On one hand, it seems silly to allow a contract failure handler to
throw an exception to only translate such an exception into a call to
terminate() for noexcept functions. However, noexcept can be
considered part of the function contract (namely, the contract that
says the function shall not throw) and contract failure handlers
should not be allowed to break such contract, not even when they are
allowed to throw.

For example consider a noexcept function fclose() that is called from
a destructor without a try-catch statement (correctly so because
fclose is declared noexcept).
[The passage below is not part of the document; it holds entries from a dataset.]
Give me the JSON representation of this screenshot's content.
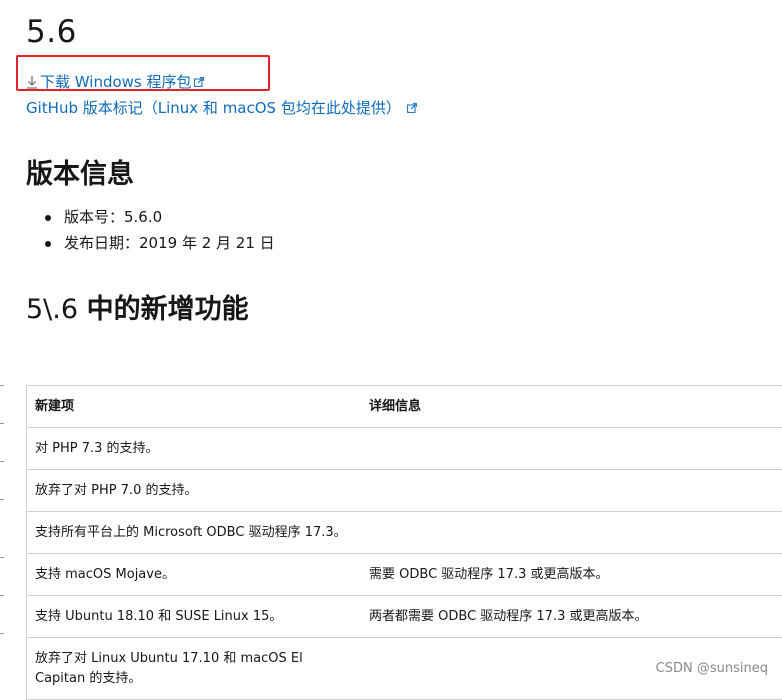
{
  "version_heading": "5.6",
  "links": {
    "download": "下载 Windows 程序包",
    "github": "GitHub 版本标记（Linux 和 macOS 包均在此处提供）"
  },
  "release_info": {
    "heading": "版本信息",
    "items": [
      "版本号：5.6.0",
      "发布日期：2019 年 2 月 21 日"
    ]
  },
  "whats_new": {
    "heading_prefix": "5\\.6 ",
    "heading_bold": "中的新增功能"
  },
  "table": {
    "headers": [
      "新建项",
      "详细信息"
    ],
    "rows": [
      [
        "对 PHP 7.3 的支持。",
        ""
      ],
      [
        "放弃了对 PHP 7.0 的支持。",
        ""
      ],
      [
        "支持所有平台上的 Microsoft ODBC 驱动程序 17.3。",
        ""
      ],
      [
        "支持 macOS Mojave。",
        "需要 ODBC 驱动程序 17.3 或更高版本。"
      ],
      [
        "支持 Ubuntu 18.10 和 SUSE Linux 15。",
        "两者都需要 ODBC 驱动程序 17.3 或更高版本。"
      ],
      [
        "放弃了对 Linux Ubuntu 17.10 和 macOS El Capitan 的支持。",
        ""
      ]
    ]
  },
  "watermark": "CSDN @sunsineq",
  "colors": {
    "link": "#0f6cbd",
    "highlight_box": "#e0242b"
  },
  "icons": {
    "download": "download-icon",
    "external": "external-link-icon"
  }
}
If fclose() is now allowed to throw when
its preconditions fail, that will cause the destructor ~x() to throw
as well?!

    void fclose(file& f) noexcept
        [[requires: f.is_open()]]
    ...

    class x {
        ~x() noexcept {
            fclose(f_); // f_ might not be open because of some bug...
            ...
        }

        file f_;
    };

(A point similar to the above is also made in N4160, in contrast with
what argued in N4110.)

Functions should honor their exception specifications (noexcept, etc.)
even when their contracts fail and contract failure handlers are
configured to throw. That is what Boost.Contract does (given that
contract checking code appears within the function definition so it is
subject to the exception specifications that appear in the enclosing
function declaration):

    void fclose(file& f) noexcept { // This will call terminate()...
        boost::contract::guard c = boost::contract::function()
            .precondition([&] {
                BOOST_CONTRACT_ASSERT(f.is_open()); // ...even if this throws.
            }
        ;
        ...
    }

    int main() {
        boost::contract::set_precondition_failure(
            [] (boost::contract::from where) {
                // Re-throw exceptions (assertion_failure, user-defined, etc.).
                if(where != boost::contract::from_destructor) throw;
                std::terminate(); // But destructors never throw.
            }
        );
        ...
    }

Also note that a contract framework that allows to install failure
handlers that throw exceptions should also pass some sort of parameter
to the handler function to indicate if the contract failure happened
in a destructor or not. That is so the failure handlers can choose to
never throw for destructors, not even if class invariants (or
postconditions) fails when checked by destructors.